Alarm at such attitudes has been one of the elements driving religious conservatives in their determination to defend existing religious authority and extend its role. They see their society as under threat from a secularizing tendency and they want to keep a lid on it. Between these two outlooks are the majority which both PAS and the government know they must court: traditional, fairly conservative, but with a “don’t ask, don’t tell” attitude toward lapses and indiscretions that don’t cause material losses to others.
Japan’s New Government—Impact Of Iraq War Still Felt
Japan’s Liberal Democratic Party (LDP) suffered a decisive defeat in the country’s Aug. 30 general election. The Democratic Party of Japan (DJP) won more than two-thirds of the seats in Japan’s Lower House.
The main issue in the elections was the state of the economy, which has, at best, sustained a low rate of growth since the 1990s.

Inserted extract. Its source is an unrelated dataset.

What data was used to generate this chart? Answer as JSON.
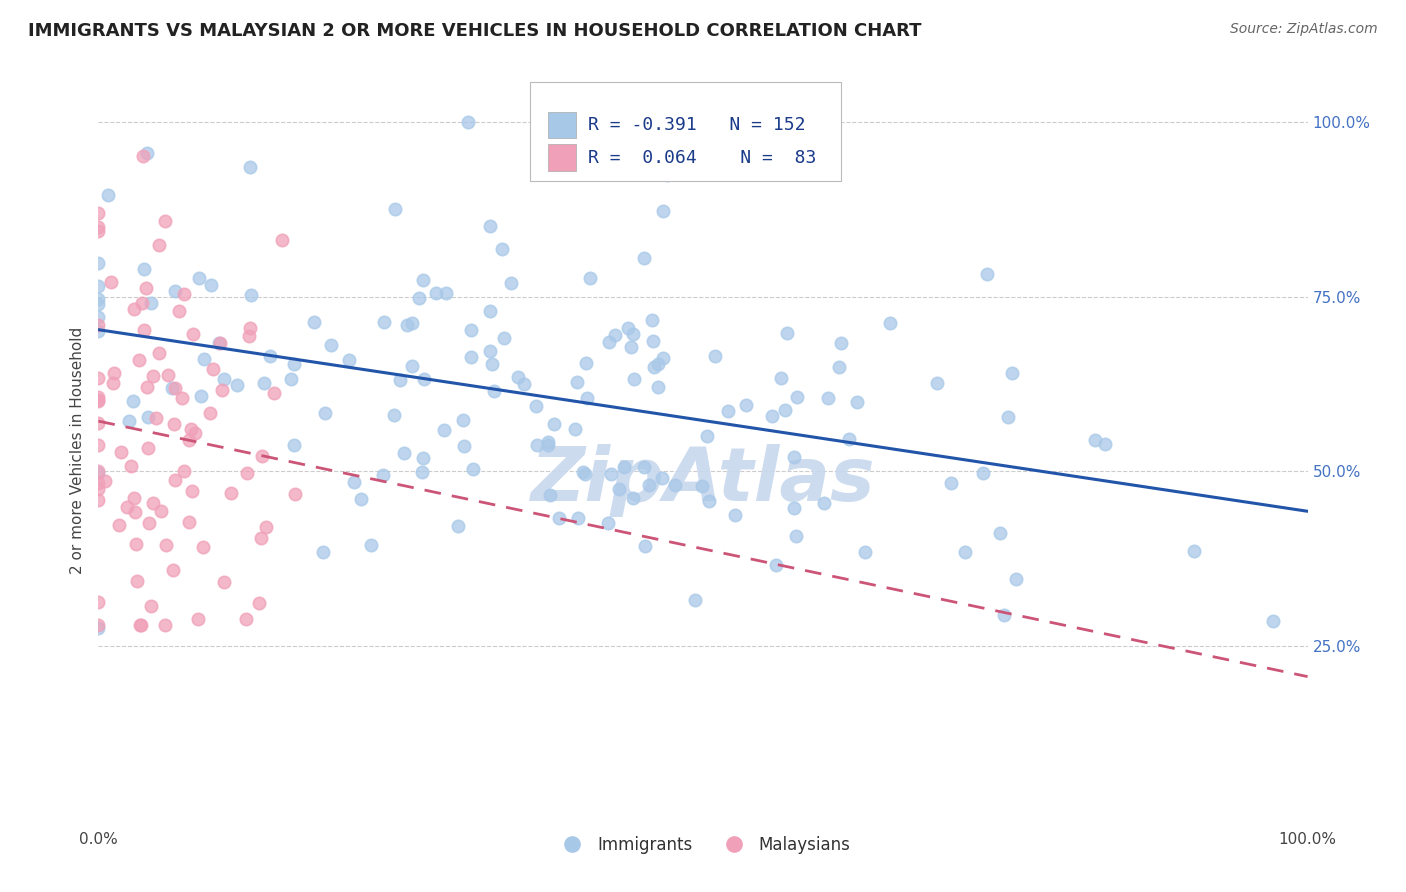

A secondary issue was Japan’s relationship with the U.S. The DPJ opposed Japanese participation in the Afghanistan and Iraq wars, and, shortly before the election, party leader Yukio Hatoyama wrote an op-ed for The New York Times in which he said that “as a result of the failure of the Iraq war and the financial crisis, the era of U.S.-led globalism is coming to an end.” Instead, he said, the world was moving toward an “era of multi-polarity.”
Such views are being voiced elsewhere in the world, but it is probably in East Asia, where China looms large as a powerful neighbor, that they have the most immediate practical impact. From Japan to Indonesia, a subtle reshuffling of diplomatic and strategic priorities is taking place, in which China—and, to a lesser extent, India—are given more weight and the U.S. less. The international political environment is being reshaped in ways that will have many consequences, including in the Middle East, where the Obama administration has been making efforts to promote a Palestine-Israel peace settlement. Washington may not be better placed than it is now to do that.
John Gee is a free-lance journalist based in Southeast Asia, and the author of Unequal Conflict: The Palestinians and Israel.